Watching movies this was not…

I Am Not — Unfortunately — John Travolta

It took a few weeks for me to realize a simple truth: I am not John Travolta from the movie Phenomenon. (I’m also, it seems, not very good at relevant movie references).

If you’ll remember, in this movie John Travolta sees a bright light one night outside a tavern and subsequently develops incredible mental abilities. Among other things, he can instantly comprehend books just as fast as he can flip the pages.

I can’t do this. Probably you can’t either.

With a complicated reading, even if you go real slow, the real meaning may still elude you. The individual words all make sense, but when strung together by a professional philosopher or comparative literature scholar, they somehow evade easy association with the English language. This is what happened to me in my cultural studies class. And it’s probably happened to you too. Fortunately, there is way around this tight spot…

Pre-Processing Hard Readings

Here’s a simple system that will help you master your most difficult reading assignments. It’s a combination of the strategies I developed at Dartmouth — instigated by that freshman seminar — and those reported to me by the dozens of students I’ve talked with subsequently.

It works as follows:

  1. On the day the reading is assigned ask your professor for guidance. Ask what to expect. What to look out for. And perhaps even a brief summary of the main points. Take careful notes on what she says. Print these out.
  2. Google search the article title. Before diving in, type the name into Google. Look for reviews or reaction essays. You’d be surprised how often someone, somewhere has written something informative about the piece. Print these out.
  3. Do a JSTOR search for more scholarly reviews or references. If the piece is reasonably well-know, a multi-purpose scholarly database like JSTOR will likely turn up some references to the work in other scholarly articles. Accompanying these references might be a few sentences of description or reaction. Print out the relevant pages.
  4. Attach your printouts to the assignment. If your reading assignment is in a book, make a photocopy. If it’s in a reader, make a photocopy. If its online, print it out. Take your hard copy of the article and attach the explanatory material from the previous steps.
  5. Write a pre-read summary. Before reading the assignment, carefully review the supporting materials. At the top of the document in which you’ll be taking notes, synthesize this information into a concise summary of the main points made by the article.
  6. Read the article. Finally, you’re ready to dive into the article. As you read, your pre-processing should help you make better sense of what you encounter. Refer back to your supporting materials as needed. Attempt, to the best of your ability, to take standard Question/Evidence/Conclusion notes. Don’t worry if not everything you encounter makes sense.

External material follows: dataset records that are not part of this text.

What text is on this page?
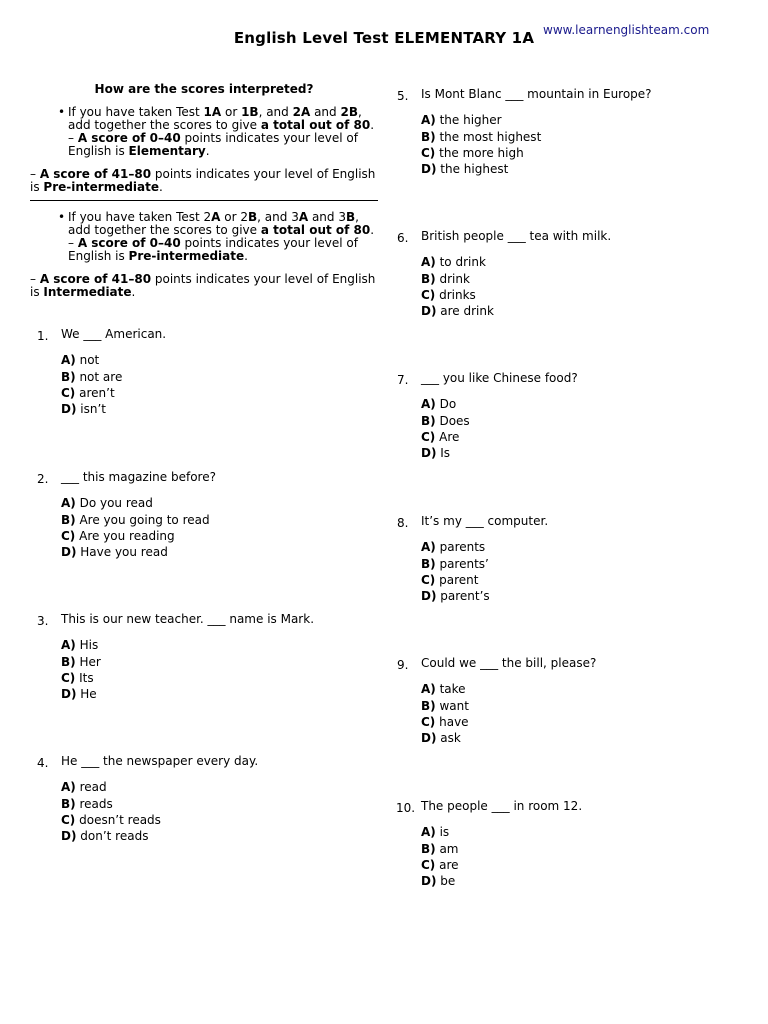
English Level Test ELEMENTARY 1A www.learnenglishteam.com

How are the scores interpreted?

• If you have taken Test 1A or 1B, and 2A and 2B, add together the scores to give a total out of 80. – A score of 0–40 points indicates your level of English is Elementary.

– A score of 41–80 points indicates your level of English is Pre-intermediate.

• If you have taken Test 2A or 2B, and 3A and 3B, add together the scores to give a total out of 80. – A score of 0–40 points indicates your level of English is Pre-intermediate.

– A score of 41–80 points indicates your level of English is Intermediate.

1. We ___ American.
A) not
B) not are
C) aren’t
D) isn’t
2. ___ this magazine before?
A) Do you read
B) Are you going to read
C) Are you reading
D) Have you read
3. This is our new teacher. ___ name is Mark.
A) His
B) Her
C) Its
D) He
4. He ___ the newspaper every day.
A) read
B) reads
C) doesn’t reads
D) don’t reads
5. Is Mont Blanc ___ mountain in Europe?
A) the higher
B) the most highest
C) the more high
D) the highest
6. British people ___ tea with milk.
A) to drink
B) drink
C) drinks
D) are drink
7. ___ you like Chinese food?
A) Do
B) Does
C) Are
D) Is
8. It’s my ___ computer.
A) parents
B) parents’
C) parent
D) parent’s
9. Could we ___ the bill, please?
A) take
B) want
C) have
D) ask
10. The people ___ in room 12.
A) is
B) am
C) are
D) be
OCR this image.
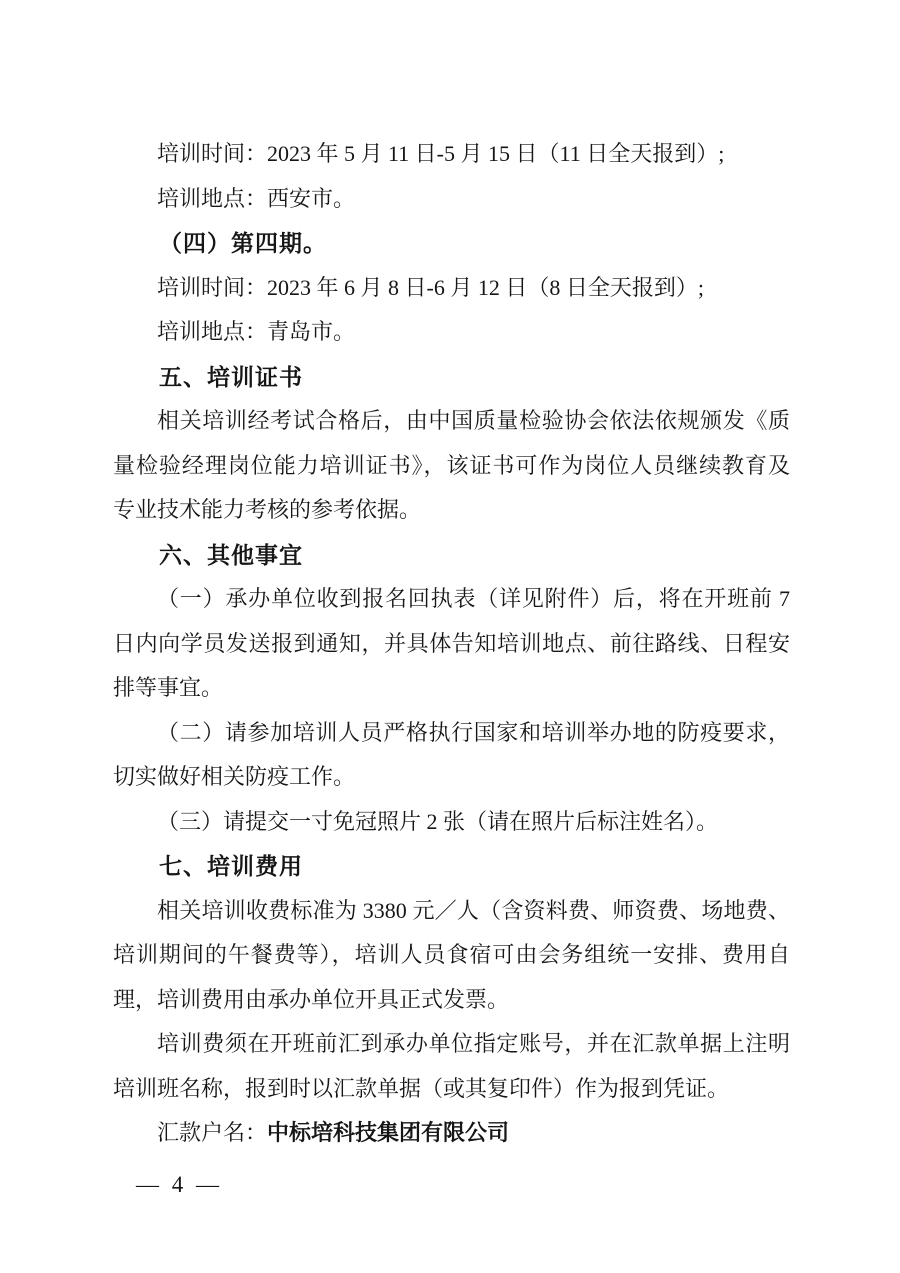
培训时间：2023 年 5 月 11 日-5 月 15 日（11 日全天报到）;

培训地点：西安市。

（四）第四期。

培训时间：2023 年 6 月 8 日-6 月 12 日（8 日全天报到）;

培训地点：青岛市。

五、培训证书

相关培训经考试合格后，由中国质量检验协会依法依规颁发《质

量检验经理岗位能力培训证书》，该证书可作为岗位人员继续教育及

专业技术能力考核的参考依据。

六、其他事宜

（一）承办单位收到报名回执表（详见附件）后，将在开班前 7

日内向学员发送报到通知，并具体告知培训地点、前往路线、日程安

排等事宜。

（二）请参加培训人员严格执行国家和培训举办地的防疫要求，

切实做好相关防疫工作。

（三）请提交一寸免冠照片 2 张（请在照片后标注姓名）。

七、培训费用

相关培训收费标准为 3380 元／人（含资料费、师资费、场地费、

培训期间的午餐费等），培训人员食宿可由会务组统一安排、费用自

理，培训费用由承办单位开具正式发票。

培训费须在开班前汇到承办单位指定账号，并在汇款单据上注明

培训班名称，报到时以汇款单据（或其复印件）作为报到凭证。

汇款户名：中标培科技集团有限公司

— 4 —
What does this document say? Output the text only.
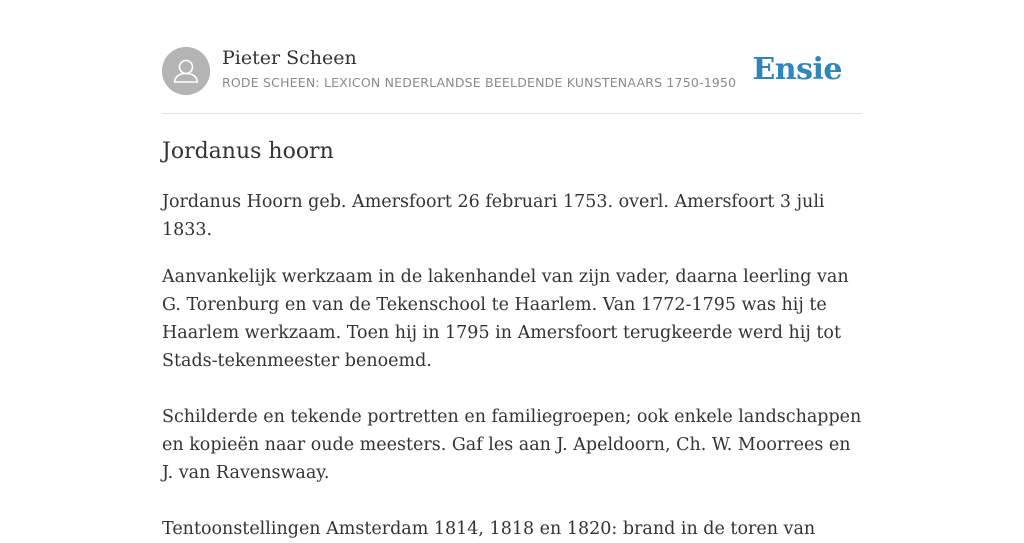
Pieter Scheen
RODE SCHEEN: LEXICON NEDERLANDSE BEELDENDE KUNSTENAARS 1750-1950 Ensie
Jordanus hoorn

Jordanus Hoorn geb. Amersfoort 26 februari 1753. overl. Amersfoort 3 juli 1833.

Aanvankelijk werkzaam in de lakenhandel van zijn vader, daarna leerling van G. Torenburg en van de Tekenschool te Haarlem. Van 1772-1795 was hij te Haarlem werkzaam. Toen hij in 1795 in Amersfoort terugkeerde werd hij tot Stads-tekenmeester benoemd.

Schilderde en tekende portretten en familiegroepen; ook enkele landschappen en kopieën naar oude meesters. Gaf les aan J. Apeldoorn, Ch. W. Moorrees en J. van Ravenswaay.

Tentoonstellingen Amsterdam 1814, 1818 en 1820: brand in de toren van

Reviewing a Pre-Processed Article

Later, when it comes time to review the article for a paper, or a test, or a class presentation, you’ll have a crucial advantage over your peers. The pre-processing provides a framework for your own interpretation. Without this framework, it is easy to wander in the wrong direction or end up lost all together.

How Much Time Will This Cost Me!?

On average, this technique will add around 20 minutes of extra effort. (It might take more at first before you are comfortable with quickly searching and summarizing.) Clearly, we’d be steering dangerously close to grind territory if we applied this to every reading in every class. Accordingly, reserve this strategy for the truly troublesome assignments. For example, maybe you’re in a graduate course that has just one or two hard readings per week. Or, you face an assignment that you chose to write a paper on or lead the class in discussing. Under these circumstances, these extra 20 minutes will be the difference between hazy confusion and workable understanding.